Menurutnya, jika pasal tersebut dipaksakan masuk dalam RUU KUHP yang kini tengah dibahas di DPR, maka justru akan menimbulkan polemik hukum. "Saya juga sangat tidak setuju jika presiden dihina. Siapapun itu harus di proses secara hukum, tetapi tidak perlu menggunakan pasal khusus," jelasnya.
Apalagi sebelumnya, Mahkamah Konstitusi (MK) telah membatalkan pasal yang mengatur tentang penghinaan presiden, kata mantan Kepala Ombudsman Perwakilan NTB-NTT ini. Dia menambahkan, jika ada pengamat atau rakyat bangsa ini yang melancarkan kritik terhadap kebijakan presiden merupakan bagian dari proses berdemokrasi.

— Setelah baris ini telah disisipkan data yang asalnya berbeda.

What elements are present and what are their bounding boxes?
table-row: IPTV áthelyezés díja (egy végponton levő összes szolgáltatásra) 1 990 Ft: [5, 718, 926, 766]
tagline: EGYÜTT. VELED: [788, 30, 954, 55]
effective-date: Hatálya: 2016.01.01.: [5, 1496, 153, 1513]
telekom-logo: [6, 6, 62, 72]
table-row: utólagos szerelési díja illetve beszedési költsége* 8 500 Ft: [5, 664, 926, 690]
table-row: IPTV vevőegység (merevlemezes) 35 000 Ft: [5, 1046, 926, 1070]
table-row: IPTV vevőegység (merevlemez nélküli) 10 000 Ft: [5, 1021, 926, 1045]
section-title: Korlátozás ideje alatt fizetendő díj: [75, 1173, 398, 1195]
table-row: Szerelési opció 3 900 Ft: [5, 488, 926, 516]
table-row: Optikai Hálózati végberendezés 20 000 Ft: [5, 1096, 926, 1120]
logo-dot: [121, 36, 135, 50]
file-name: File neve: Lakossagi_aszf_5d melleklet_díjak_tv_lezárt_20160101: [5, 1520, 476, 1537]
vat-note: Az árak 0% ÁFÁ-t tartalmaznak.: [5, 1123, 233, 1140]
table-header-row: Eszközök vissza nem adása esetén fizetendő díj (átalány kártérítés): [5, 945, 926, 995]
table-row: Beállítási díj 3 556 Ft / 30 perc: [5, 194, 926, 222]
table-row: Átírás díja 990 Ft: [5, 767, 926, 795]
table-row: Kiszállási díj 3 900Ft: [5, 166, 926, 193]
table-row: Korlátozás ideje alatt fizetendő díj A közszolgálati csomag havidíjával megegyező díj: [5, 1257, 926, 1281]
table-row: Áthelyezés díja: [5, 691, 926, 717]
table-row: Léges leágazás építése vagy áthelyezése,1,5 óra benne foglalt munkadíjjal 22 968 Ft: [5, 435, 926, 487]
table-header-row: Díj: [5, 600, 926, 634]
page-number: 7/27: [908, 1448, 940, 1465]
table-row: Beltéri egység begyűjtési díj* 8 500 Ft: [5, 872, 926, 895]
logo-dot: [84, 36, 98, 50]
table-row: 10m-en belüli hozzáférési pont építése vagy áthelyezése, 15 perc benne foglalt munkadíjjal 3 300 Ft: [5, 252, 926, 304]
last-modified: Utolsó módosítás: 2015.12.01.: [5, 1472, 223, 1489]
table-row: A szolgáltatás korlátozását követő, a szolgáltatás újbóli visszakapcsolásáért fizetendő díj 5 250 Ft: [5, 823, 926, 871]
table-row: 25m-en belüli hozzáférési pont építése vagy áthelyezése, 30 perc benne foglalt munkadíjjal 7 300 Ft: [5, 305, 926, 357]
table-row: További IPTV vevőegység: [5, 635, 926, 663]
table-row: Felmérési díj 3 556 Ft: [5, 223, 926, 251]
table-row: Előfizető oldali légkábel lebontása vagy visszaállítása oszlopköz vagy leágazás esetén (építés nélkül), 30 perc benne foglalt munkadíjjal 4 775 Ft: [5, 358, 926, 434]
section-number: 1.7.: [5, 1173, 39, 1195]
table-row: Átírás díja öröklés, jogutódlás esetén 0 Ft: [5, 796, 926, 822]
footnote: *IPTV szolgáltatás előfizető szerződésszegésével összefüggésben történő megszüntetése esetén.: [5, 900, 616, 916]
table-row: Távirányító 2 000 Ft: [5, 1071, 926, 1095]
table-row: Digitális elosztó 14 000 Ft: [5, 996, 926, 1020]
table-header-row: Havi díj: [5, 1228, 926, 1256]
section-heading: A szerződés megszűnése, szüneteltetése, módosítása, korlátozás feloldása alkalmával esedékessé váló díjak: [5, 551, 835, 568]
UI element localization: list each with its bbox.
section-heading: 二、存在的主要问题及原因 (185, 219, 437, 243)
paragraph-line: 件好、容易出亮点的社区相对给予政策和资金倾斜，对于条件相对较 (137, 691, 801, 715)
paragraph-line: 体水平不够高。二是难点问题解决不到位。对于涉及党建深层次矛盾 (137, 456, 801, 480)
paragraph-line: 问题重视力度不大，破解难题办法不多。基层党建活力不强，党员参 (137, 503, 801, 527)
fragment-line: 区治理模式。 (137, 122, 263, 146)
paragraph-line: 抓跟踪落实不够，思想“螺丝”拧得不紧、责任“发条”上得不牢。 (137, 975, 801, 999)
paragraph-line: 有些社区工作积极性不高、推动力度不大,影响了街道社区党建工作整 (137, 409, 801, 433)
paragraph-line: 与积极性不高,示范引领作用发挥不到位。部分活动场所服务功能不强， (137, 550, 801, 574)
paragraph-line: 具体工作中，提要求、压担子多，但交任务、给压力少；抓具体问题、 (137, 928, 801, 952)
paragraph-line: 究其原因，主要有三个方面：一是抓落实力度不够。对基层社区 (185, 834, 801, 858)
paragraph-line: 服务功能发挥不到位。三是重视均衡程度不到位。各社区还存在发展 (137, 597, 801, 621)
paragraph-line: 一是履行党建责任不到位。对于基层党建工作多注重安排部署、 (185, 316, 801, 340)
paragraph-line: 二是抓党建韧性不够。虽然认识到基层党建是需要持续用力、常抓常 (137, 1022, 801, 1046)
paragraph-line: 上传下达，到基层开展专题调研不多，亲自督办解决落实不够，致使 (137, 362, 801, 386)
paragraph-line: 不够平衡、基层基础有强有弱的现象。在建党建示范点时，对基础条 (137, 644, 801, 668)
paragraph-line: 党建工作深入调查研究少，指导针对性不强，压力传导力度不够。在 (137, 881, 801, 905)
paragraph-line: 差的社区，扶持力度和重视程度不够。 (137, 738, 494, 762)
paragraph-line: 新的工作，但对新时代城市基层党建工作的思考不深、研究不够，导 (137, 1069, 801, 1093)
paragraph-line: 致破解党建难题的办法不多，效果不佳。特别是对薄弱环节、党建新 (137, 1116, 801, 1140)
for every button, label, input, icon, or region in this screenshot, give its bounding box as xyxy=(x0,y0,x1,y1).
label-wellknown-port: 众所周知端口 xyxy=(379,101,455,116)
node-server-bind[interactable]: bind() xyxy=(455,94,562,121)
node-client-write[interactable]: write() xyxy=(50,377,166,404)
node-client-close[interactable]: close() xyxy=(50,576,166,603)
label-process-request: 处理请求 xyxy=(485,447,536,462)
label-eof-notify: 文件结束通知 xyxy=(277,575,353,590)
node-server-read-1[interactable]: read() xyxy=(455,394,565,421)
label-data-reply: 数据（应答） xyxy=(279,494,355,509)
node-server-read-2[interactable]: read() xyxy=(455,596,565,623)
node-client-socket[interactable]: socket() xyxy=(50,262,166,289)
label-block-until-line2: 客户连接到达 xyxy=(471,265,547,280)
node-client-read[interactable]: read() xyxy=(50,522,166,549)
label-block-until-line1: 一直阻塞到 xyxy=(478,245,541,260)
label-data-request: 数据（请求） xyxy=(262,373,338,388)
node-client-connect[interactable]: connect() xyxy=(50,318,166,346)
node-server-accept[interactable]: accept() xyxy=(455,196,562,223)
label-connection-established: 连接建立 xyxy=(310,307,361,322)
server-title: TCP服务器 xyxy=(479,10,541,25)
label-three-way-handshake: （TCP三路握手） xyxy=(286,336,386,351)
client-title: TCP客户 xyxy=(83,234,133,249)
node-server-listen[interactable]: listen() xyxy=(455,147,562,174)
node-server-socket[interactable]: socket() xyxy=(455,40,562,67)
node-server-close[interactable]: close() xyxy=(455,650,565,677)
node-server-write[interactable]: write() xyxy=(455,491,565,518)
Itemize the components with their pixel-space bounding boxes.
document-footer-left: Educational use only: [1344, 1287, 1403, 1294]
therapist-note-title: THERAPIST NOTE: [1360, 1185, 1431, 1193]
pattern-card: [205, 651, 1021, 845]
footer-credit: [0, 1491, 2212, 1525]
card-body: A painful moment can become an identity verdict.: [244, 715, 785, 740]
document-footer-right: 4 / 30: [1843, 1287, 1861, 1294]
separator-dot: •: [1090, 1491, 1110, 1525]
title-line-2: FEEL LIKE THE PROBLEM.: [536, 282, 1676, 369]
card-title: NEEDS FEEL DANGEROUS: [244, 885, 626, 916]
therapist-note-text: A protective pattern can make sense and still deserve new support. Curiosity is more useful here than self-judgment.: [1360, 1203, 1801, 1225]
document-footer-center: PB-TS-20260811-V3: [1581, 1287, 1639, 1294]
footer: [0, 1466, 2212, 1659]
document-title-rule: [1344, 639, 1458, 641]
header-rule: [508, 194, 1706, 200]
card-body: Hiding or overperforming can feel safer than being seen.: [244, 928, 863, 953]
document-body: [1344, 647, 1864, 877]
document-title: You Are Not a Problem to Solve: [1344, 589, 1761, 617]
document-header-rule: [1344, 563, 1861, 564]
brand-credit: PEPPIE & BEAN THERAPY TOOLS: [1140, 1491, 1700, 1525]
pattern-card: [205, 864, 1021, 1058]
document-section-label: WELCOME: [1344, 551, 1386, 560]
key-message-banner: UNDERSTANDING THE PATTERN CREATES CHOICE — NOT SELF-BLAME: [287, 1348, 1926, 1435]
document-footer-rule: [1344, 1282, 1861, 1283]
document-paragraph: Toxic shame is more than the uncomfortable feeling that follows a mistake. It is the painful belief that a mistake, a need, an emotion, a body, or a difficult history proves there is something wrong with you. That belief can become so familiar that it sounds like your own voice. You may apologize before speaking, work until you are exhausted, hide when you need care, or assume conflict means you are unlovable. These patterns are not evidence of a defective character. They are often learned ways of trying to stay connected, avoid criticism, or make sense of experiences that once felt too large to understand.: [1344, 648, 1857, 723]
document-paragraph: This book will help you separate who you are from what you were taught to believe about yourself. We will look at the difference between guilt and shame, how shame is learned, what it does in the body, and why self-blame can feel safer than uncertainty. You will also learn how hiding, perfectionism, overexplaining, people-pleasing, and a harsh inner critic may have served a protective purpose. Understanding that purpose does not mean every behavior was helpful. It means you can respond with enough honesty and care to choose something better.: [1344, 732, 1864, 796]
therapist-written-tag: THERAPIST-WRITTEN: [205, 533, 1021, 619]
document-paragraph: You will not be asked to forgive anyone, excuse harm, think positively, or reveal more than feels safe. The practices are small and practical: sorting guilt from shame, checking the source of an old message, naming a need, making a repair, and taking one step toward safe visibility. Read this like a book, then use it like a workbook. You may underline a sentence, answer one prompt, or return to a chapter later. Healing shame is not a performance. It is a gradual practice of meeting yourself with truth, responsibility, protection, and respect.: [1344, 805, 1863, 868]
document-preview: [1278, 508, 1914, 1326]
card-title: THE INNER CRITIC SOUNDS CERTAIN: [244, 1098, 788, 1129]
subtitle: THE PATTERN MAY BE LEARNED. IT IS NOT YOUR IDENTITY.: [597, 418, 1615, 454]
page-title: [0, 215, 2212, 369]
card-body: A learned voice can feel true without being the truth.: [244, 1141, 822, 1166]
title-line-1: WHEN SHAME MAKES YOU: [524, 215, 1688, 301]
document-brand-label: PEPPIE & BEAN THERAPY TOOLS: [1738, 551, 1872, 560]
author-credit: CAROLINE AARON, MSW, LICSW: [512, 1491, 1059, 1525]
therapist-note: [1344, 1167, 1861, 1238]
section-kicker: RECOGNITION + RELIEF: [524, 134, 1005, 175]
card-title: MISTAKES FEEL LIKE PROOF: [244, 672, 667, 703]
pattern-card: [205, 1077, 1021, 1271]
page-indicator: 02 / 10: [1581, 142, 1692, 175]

"Kita juga kuatir kalau pasal ini bisa disalahtafsirkan oleh aparat penegak hukum dan itu akan berdampak pada kehidupan berdemokrasi bangsa ini," ujarnya.
Dalam kaitan ini maka dia berharap, pemerintah mempertimbangkan kembali untuk memasukan pasal penghinaan terhadap presiden ini dalam draf revisi KUHP.